Bu yazı çerçevesinde bizi ilgilendirdiği yönüyle dayatılan değişim, tüm yerküreyi saran emperyalizm kanser dokusunun, hükmünü icra ederken ayağına takılan engellerin temizlenmesi operasyonunun satıhdaki görüntüsünden başka birşey değildir. Hal böyle ise, birinci konu emperyalizmin amacının sorgulanması; ikinci konu ise, emperyalizmin ilerleyişinde ayağına takılan engellerin irdelenmesidir.

Emperyalizmin amacı, devasa boyutlara ulaşmış sermayenin, emeği ve halkları ekonomik sömürü altına alarak, kendi payını çoğaltmaktır. Başka bir deyişle, emperyalist sermayenin amacı, bitmez tükenmez bir hırs ve iştiha ile, halkların aleyhine kendisini büyütmektir. Kapitalizmin tarih sahnesine çıkışından itibaren toplumsal değişim süreçleri daima sermaye devinimlerinin etkisi ve sonucunda oluşmuştur. Paylaşım savaşları da sermaye hırsının bir sonucu olduğu gibi; dünyanın yok olması pahasına yaşanan teknolojik aşamalar da denetimsiz sermaye hırsının sonucunda gerçekleşmektedir. Yaşadığımız son küresel kriz felaketi de sermayenin frenlenemez hırsı ile ortaya çıkan “hayvansal dürtü” sonucunda oluşmuştur. İçinden geçtiğimiz küreselleşme süreci de sermayenin sömürüsünün yaygınlaştırmasından başka bir şey değildir. Hal böyle olunca, bir uçta biriken varsıllığa denk gelecek şekilde, diğer uçta da devasa boyutta yoksulluk yaşanmaktadır. Toplumsal diyalektik gereği, böylesi karşıtlıktan ciddî değişim beklenirken, ters yönde dayatılan baskılamayı değişim diye yutturmak ve bu yöndeki gelişmeleri insanî olarak görmek, tüm bu zorlamaları birey ve toplum yararına olarak algılamak kesinlikle söz konusu olamaz!

Merkez ülkelerdeki sermaye dokusunun, tüm insanlığın aleyhine olarak dayattığı “değişim” bir doğa yasası olmadığı gibi, insanlığın hayrına bir dönüşüm de değildir. Bu değişim, küreselleşen emperyalizmin kendi kurumlarını kendi yararı doğrultusunda yeniden şekillendirme sürecidir. Bu sürecin ilk aşaması ulusların ekonomik sınırlarının kaldırılmasıdır.

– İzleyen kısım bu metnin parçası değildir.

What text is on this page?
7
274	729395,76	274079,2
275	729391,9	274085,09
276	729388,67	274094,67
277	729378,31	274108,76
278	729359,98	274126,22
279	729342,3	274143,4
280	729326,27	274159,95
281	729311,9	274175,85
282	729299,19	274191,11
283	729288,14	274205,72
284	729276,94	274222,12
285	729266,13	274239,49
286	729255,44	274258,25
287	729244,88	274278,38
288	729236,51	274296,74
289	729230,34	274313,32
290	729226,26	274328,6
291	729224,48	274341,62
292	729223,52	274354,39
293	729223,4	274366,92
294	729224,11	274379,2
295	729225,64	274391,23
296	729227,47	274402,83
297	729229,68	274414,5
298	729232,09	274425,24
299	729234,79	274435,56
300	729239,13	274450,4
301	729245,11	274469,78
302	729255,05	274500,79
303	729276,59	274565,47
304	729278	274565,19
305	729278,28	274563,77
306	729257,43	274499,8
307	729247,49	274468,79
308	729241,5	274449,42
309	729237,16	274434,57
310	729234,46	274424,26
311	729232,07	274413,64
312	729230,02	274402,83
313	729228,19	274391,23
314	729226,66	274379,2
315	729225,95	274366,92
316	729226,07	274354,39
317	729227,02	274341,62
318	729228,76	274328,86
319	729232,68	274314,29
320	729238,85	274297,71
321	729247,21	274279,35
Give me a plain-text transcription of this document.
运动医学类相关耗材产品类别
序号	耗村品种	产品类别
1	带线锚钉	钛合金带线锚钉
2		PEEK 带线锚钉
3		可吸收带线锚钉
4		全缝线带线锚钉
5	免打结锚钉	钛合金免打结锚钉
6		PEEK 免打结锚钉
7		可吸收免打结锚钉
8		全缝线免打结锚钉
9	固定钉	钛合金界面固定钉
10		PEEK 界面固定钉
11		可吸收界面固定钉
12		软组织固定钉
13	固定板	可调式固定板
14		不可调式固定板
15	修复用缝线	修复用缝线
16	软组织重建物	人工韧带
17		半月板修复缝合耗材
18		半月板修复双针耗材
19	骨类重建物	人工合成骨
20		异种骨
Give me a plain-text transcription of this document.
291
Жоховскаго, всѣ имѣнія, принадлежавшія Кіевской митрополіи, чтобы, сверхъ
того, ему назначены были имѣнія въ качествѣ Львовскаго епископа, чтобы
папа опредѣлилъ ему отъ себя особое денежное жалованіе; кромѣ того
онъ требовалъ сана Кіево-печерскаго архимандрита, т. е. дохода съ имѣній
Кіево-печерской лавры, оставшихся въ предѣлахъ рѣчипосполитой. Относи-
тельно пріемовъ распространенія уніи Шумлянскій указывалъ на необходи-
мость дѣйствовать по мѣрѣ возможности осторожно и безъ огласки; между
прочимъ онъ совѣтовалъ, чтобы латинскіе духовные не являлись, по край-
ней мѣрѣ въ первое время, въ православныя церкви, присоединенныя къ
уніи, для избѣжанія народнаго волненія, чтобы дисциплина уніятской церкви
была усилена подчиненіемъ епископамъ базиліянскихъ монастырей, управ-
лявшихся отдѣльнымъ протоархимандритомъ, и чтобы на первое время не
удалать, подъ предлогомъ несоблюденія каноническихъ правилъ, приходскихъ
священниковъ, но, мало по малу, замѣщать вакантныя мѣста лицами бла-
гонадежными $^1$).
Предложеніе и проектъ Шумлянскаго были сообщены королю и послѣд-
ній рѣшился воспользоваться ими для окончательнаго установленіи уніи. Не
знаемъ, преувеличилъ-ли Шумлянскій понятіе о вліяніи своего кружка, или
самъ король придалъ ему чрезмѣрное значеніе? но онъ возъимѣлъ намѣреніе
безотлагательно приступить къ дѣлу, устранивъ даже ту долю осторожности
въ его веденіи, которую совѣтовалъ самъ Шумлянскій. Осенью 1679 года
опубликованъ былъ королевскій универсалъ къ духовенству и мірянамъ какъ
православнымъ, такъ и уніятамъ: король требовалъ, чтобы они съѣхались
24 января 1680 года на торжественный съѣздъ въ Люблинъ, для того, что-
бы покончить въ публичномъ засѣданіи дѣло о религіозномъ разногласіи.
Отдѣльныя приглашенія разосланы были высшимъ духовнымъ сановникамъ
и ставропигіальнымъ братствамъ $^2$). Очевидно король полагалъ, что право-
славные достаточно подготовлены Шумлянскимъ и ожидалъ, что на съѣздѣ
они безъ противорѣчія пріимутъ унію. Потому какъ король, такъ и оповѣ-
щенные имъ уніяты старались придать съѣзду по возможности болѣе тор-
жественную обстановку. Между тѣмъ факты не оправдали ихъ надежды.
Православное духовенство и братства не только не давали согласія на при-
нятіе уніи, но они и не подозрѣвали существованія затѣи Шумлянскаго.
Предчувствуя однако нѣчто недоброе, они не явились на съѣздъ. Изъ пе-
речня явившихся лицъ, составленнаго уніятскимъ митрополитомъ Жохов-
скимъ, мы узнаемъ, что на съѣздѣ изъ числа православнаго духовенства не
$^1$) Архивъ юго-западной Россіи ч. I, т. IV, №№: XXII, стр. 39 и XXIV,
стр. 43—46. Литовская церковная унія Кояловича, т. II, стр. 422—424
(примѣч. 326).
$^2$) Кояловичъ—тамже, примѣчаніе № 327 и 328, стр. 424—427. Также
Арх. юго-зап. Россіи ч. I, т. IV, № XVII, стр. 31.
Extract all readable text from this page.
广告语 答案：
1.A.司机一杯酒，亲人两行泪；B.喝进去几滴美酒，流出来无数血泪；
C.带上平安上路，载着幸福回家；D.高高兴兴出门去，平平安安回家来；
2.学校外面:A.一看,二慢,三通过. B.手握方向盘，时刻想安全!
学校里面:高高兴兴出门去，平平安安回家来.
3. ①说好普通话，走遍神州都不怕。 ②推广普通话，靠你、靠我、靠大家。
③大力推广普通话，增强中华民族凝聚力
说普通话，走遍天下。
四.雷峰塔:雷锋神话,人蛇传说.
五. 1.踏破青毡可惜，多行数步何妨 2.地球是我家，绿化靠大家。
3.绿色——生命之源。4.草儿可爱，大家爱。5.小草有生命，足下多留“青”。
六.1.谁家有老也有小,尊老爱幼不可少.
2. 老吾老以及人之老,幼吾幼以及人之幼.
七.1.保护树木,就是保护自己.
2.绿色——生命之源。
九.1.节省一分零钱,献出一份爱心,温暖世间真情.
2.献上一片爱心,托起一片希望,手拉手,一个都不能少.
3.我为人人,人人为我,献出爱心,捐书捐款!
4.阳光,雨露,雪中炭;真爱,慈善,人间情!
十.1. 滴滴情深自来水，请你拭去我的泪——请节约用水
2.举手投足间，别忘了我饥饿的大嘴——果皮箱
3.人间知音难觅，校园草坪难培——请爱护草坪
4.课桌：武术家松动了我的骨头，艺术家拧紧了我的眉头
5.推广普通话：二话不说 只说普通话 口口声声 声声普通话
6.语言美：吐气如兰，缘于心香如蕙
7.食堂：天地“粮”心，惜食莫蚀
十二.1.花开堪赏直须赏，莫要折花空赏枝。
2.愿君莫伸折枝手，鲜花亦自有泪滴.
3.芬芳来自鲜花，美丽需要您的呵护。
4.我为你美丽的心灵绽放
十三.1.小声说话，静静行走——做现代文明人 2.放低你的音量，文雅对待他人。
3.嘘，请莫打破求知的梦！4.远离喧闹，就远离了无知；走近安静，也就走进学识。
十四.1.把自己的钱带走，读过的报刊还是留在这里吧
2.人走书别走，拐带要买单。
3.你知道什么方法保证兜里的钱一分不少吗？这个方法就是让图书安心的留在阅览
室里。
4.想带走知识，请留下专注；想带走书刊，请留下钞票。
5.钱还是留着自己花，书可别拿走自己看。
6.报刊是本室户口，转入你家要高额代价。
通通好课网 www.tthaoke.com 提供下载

Böylece, güçlü sermaye dokularının tercih ettikleri alanlara duhûlü, sınırlarda hiçbir ulusal engellerle karşılaşmadan sağlanmaya çalışılmıştır. Bir sermaye dokusunun ekonomik faaliyetlerinde coğrafî olarak yer değiştirmesinin tek gerekçesinin daha fazla kâr olduğu âşikâr iken, küreselleşmenin ülkelerin kalkınmasına hizmet edeceğinin savunulması anlaşılamaz bir cehalettir. Böyle bir cehalet ancak özel öğreti sonucunda elde edilebilir. İşte, “değişim” şarkısının işlevi; siren misali, beyinleri esir alıp, idrakleri körelterek toplumları cezbetmek ve bu eğitimi sağlamaktır. Bu, bir toplumsal ahmaklaştırma sürecidir! Ne yaman bir gaftet ya da hıyanettir ki, ünlü köşe yazarları ve akademik çevreler dahî, şeyhlerinin ağzından çıkan “değişim” şarkısının cezvesine kapılıp, serserice dönmekte!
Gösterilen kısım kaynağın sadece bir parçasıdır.